O ponto não regularizado representa dois grandes riscos para o consumidor: a segurança, já que a estocagem do produto feita de forma errada pode provocar um incêndio; e a fraude, porque o conteúdo do botijão pode ser adulterado.

Para vender o produto, são necessárias autorizações da prefeitura da cidade onde o comércio será instalado; do Corpo de Bombeiros; e da Agência Nacional do Petróleo, Gás Natural e Biocombustíveis (ANP).

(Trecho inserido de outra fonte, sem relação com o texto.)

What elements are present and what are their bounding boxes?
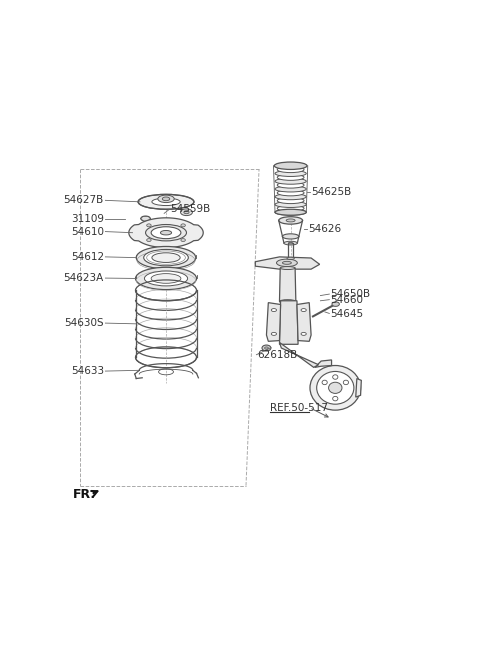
Ellipse shape xyxy=(264,347,268,349)
Ellipse shape xyxy=(310,365,360,410)
Polygon shape xyxy=(297,302,311,341)
Ellipse shape xyxy=(275,186,306,192)
Text: 54645: 54645 xyxy=(330,309,363,319)
Ellipse shape xyxy=(138,194,194,209)
Ellipse shape xyxy=(160,230,172,235)
Polygon shape xyxy=(279,268,296,302)
Ellipse shape xyxy=(275,171,306,176)
Polygon shape xyxy=(129,218,203,247)
Ellipse shape xyxy=(158,195,174,203)
Ellipse shape xyxy=(276,259,297,266)
Text: 54650B: 54650B xyxy=(330,289,370,299)
Ellipse shape xyxy=(279,216,302,224)
Text: 54660: 54660 xyxy=(330,295,363,306)
Ellipse shape xyxy=(262,345,271,351)
Ellipse shape xyxy=(277,205,304,211)
Ellipse shape xyxy=(135,267,196,289)
Ellipse shape xyxy=(277,190,304,196)
Ellipse shape xyxy=(280,266,295,270)
Ellipse shape xyxy=(279,300,296,303)
Text: 54559B: 54559B xyxy=(170,203,210,213)
Ellipse shape xyxy=(301,333,306,335)
Ellipse shape xyxy=(145,224,186,241)
Ellipse shape xyxy=(274,162,307,169)
Ellipse shape xyxy=(141,216,150,221)
Polygon shape xyxy=(266,302,281,341)
Ellipse shape xyxy=(277,167,304,173)
FancyArrowPatch shape xyxy=(91,491,97,496)
Ellipse shape xyxy=(152,253,180,262)
Text: REF.50-517: REF.50-517 xyxy=(270,403,328,413)
Text: FR.: FR. xyxy=(73,489,96,501)
Text: 54612: 54612 xyxy=(71,252,104,262)
Polygon shape xyxy=(356,379,361,397)
Ellipse shape xyxy=(275,209,306,215)
Ellipse shape xyxy=(152,198,180,205)
Polygon shape xyxy=(279,342,319,367)
Ellipse shape xyxy=(151,274,181,283)
Text: 54626: 54626 xyxy=(309,224,342,234)
Text: 54625B: 54625B xyxy=(311,187,351,197)
Ellipse shape xyxy=(277,197,304,203)
Text: 54610: 54610 xyxy=(71,226,104,237)
Text: 54630S: 54630S xyxy=(64,318,104,328)
Ellipse shape xyxy=(317,371,354,404)
Ellipse shape xyxy=(275,209,306,215)
Ellipse shape xyxy=(144,271,188,286)
Text: 54627B: 54627B xyxy=(64,195,104,205)
Ellipse shape xyxy=(147,224,151,227)
Ellipse shape xyxy=(332,302,339,306)
Ellipse shape xyxy=(271,308,276,312)
Ellipse shape xyxy=(144,249,188,266)
Ellipse shape xyxy=(275,201,306,207)
Ellipse shape xyxy=(136,247,196,269)
Text: 31109: 31109 xyxy=(71,214,104,224)
Ellipse shape xyxy=(181,239,185,241)
Ellipse shape xyxy=(343,380,348,384)
Ellipse shape xyxy=(284,241,297,245)
Text: 54633: 54633 xyxy=(71,366,104,376)
Ellipse shape xyxy=(147,239,151,241)
Ellipse shape xyxy=(184,211,189,214)
Ellipse shape xyxy=(181,224,185,227)
Ellipse shape xyxy=(282,261,291,264)
Ellipse shape xyxy=(180,209,192,216)
Text: 62618B: 62618B xyxy=(257,350,298,360)
Ellipse shape xyxy=(275,194,306,199)
Polygon shape xyxy=(315,360,332,367)
Ellipse shape xyxy=(151,227,181,239)
Ellipse shape xyxy=(277,174,304,180)
Ellipse shape xyxy=(322,380,327,384)
Ellipse shape xyxy=(275,178,306,184)
Ellipse shape xyxy=(271,333,276,335)
Ellipse shape xyxy=(329,382,342,394)
Ellipse shape xyxy=(275,163,306,169)
Ellipse shape xyxy=(301,308,306,312)
Ellipse shape xyxy=(333,396,338,401)
Ellipse shape xyxy=(287,257,294,260)
Ellipse shape xyxy=(288,242,293,244)
Ellipse shape xyxy=(333,375,338,379)
Ellipse shape xyxy=(286,219,295,222)
Polygon shape xyxy=(255,257,320,269)
Ellipse shape xyxy=(282,234,299,239)
Polygon shape xyxy=(279,300,298,344)
Text: 54623A: 54623A xyxy=(64,273,104,283)
Ellipse shape xyxy=(162,197,170,201)
Ellipse shape xyxy=(277,182,304,188)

Os três também são responsáveis pela fiscalização e autuação dos clandestinos, mas são unânimes em afirmar que não podem assumi-las sozinhos.

O coordenador de fiscalização da ANP, Fernando Martins, diz que a vistoria é focada na procura de irregularidades nos vendedores legalizados.

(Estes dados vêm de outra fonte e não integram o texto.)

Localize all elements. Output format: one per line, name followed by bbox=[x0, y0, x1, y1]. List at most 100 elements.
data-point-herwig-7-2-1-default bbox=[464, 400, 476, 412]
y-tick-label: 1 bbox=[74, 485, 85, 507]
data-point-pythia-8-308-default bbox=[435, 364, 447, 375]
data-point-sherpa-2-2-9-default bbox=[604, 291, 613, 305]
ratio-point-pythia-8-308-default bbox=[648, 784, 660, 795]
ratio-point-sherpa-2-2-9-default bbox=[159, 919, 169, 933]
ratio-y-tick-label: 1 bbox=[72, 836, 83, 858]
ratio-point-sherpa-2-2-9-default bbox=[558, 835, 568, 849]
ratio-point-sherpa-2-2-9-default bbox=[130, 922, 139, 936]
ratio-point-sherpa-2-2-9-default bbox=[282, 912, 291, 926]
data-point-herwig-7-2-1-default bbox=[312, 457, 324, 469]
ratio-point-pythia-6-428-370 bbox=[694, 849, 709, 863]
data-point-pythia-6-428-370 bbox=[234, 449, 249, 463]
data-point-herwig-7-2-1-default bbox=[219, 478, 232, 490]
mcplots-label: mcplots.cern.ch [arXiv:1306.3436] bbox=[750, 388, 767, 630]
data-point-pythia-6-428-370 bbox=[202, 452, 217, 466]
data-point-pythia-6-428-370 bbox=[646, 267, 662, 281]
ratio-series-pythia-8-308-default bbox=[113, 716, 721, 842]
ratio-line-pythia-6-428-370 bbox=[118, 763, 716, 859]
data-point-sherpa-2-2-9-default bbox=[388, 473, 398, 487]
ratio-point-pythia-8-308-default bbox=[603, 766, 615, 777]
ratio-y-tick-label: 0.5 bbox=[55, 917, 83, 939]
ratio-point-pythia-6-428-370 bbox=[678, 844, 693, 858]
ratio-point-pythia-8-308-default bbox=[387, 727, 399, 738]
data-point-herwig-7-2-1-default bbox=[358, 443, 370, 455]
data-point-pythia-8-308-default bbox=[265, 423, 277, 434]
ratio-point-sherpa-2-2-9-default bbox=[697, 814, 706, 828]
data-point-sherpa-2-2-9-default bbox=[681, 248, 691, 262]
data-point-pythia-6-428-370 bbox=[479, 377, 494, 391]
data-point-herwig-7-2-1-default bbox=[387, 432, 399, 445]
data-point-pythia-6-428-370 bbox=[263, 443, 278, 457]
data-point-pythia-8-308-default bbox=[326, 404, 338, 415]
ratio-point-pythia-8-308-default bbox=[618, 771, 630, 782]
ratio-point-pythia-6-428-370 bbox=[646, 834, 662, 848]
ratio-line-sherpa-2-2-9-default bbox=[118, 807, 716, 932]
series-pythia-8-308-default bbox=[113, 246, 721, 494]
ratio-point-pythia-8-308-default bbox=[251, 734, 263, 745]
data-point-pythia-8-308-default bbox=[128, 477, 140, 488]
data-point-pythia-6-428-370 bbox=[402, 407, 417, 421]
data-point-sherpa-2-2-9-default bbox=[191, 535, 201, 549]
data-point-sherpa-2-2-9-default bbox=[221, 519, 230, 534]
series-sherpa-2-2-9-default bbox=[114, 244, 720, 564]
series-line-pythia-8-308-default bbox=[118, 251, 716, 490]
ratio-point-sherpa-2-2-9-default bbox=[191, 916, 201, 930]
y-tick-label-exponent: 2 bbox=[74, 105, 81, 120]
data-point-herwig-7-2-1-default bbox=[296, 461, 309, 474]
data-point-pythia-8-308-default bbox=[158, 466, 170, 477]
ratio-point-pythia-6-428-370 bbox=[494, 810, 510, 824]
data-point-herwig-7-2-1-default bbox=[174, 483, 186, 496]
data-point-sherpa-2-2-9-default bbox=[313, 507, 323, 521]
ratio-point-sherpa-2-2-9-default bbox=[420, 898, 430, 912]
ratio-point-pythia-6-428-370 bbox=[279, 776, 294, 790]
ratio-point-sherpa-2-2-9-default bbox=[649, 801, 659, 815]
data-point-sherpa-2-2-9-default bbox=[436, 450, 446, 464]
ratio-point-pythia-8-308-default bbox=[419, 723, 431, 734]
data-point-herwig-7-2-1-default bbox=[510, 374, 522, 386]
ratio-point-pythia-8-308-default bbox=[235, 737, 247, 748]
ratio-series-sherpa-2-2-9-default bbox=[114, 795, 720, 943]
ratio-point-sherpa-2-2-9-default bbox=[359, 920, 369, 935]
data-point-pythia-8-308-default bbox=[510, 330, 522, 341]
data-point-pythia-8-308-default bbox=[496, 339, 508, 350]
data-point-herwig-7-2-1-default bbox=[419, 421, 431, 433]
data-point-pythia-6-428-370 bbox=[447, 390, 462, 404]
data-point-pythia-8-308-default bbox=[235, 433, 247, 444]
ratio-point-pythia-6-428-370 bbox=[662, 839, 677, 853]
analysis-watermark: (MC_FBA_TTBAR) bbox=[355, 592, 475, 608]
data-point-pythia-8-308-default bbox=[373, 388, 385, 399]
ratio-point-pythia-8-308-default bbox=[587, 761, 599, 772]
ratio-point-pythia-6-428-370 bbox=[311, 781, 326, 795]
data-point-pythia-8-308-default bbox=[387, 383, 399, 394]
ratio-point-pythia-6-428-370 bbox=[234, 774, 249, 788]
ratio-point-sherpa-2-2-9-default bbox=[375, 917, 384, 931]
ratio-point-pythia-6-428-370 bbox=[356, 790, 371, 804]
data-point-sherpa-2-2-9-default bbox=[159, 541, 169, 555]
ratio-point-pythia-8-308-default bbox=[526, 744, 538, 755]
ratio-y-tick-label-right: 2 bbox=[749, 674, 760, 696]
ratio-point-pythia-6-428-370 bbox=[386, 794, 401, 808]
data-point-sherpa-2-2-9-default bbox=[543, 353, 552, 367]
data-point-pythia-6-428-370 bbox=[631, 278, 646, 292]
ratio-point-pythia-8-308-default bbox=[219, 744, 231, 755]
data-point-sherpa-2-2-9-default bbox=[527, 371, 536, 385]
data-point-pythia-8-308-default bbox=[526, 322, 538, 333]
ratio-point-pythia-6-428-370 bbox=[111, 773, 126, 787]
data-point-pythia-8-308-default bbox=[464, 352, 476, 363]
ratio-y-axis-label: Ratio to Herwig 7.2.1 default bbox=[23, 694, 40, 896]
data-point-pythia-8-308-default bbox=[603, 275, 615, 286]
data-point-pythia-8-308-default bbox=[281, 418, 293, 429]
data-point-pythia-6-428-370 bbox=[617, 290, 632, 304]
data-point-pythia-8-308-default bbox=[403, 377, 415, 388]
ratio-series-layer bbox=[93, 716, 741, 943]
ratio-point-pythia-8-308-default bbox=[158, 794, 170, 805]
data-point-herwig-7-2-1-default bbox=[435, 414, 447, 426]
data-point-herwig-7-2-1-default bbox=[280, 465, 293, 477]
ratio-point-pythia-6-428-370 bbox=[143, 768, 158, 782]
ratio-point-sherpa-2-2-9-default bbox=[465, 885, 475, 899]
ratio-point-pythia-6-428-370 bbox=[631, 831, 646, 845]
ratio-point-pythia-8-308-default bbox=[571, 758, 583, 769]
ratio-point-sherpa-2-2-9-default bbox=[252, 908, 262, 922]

- Trabalhamos em pontos ilegais quando há demanda de algum órgão de segurança, como o Ministério Público e a polícia - explicou.

Falta de estrutura

O Corpo de Bombeiros, segundo o subdiretor geral de serviços técnicos, coronel Délio Neri, não dispõe de homens para cuidar somente da questão dos botijões de gás:

- Temos uma extensa lista de locais para serem vistoriados, como prédios residenciais e shoppings - justificou.

A ANP já chegou a oferecer um convênio de fiscalização ao Corpo de Bombeiros, mas, de acordo com Neri, a parceria não era conveniente:

- Eu teria que fabricar gente para arcar com esse tipo de compromisso - afirma o coronel, que não concorda com os números do Sindigás sobre os pontos de venda ilegal no estado.

A Prefeitura do Rio, por meio da Secretaria municipal de Ordem Pública, afirmou que as fiscalizações de alvarás de todos os estabelecimentos comerciais são feitas de forma contínua em toda a cidade, sem enfoque especial na questão do botijão de Gás Liquefeito de Petróleo (GLP).

Empresas se eximem de responsabilidade

O Sindigás afirma que as empresas também não podem assumir a responsabilidade pela venda ilegal. Apesar de o botijão só poder ser reabastecido pelas distribuidoras licenciadas, o presidente do sindicato, Sergio Bandeira de Mello, explica que esse controle não pode ser feito:

- Passamos os produtos para revendedores que comercializam de forma aberta. Se alguém quiser parar num desses pontos de venda e comprar dez botijões para repassá-los, não há como impedi-lo - disse.

Desvalorização

O diretor de marketing da SHV Gás - empresa dona das marcas Supergasbras e Minasgás -, Rubem Mesquita, afirma que as empresas não ganham com a ilegalidade:

- Esses pontos clandestinos não possuem condições adequadas e não recolhem impostos. Ter o nosso produto vendido dessa forma o desvaloriza.

Fiscalização afetada

Em meio à informalidade na venda de GLP, o trabalho do Instituto de Pesos e Medidas do Estado do Rio de Janeiro (Ipem-RJ) acaba sendo afetado. Responsável pela pesagem e verificação do conteúdo dos botijões vendidos no mercado, o instituto só pode atuar em locais autorizados, já que precisa emitir um laudo baseado em notas fiscais.

- Por isso, não podemos verificar os locais clandestinos onde, teoricamente, seriam encontrados os problemas de adulteração - explicou o diretor de metrologia do Ipem, César Generine.

O Sindigás alerta ao consumidor que, se a revenda não emite nota fiscal do produto, há grande chance de o negócio estar sendo feito de forma ilegal.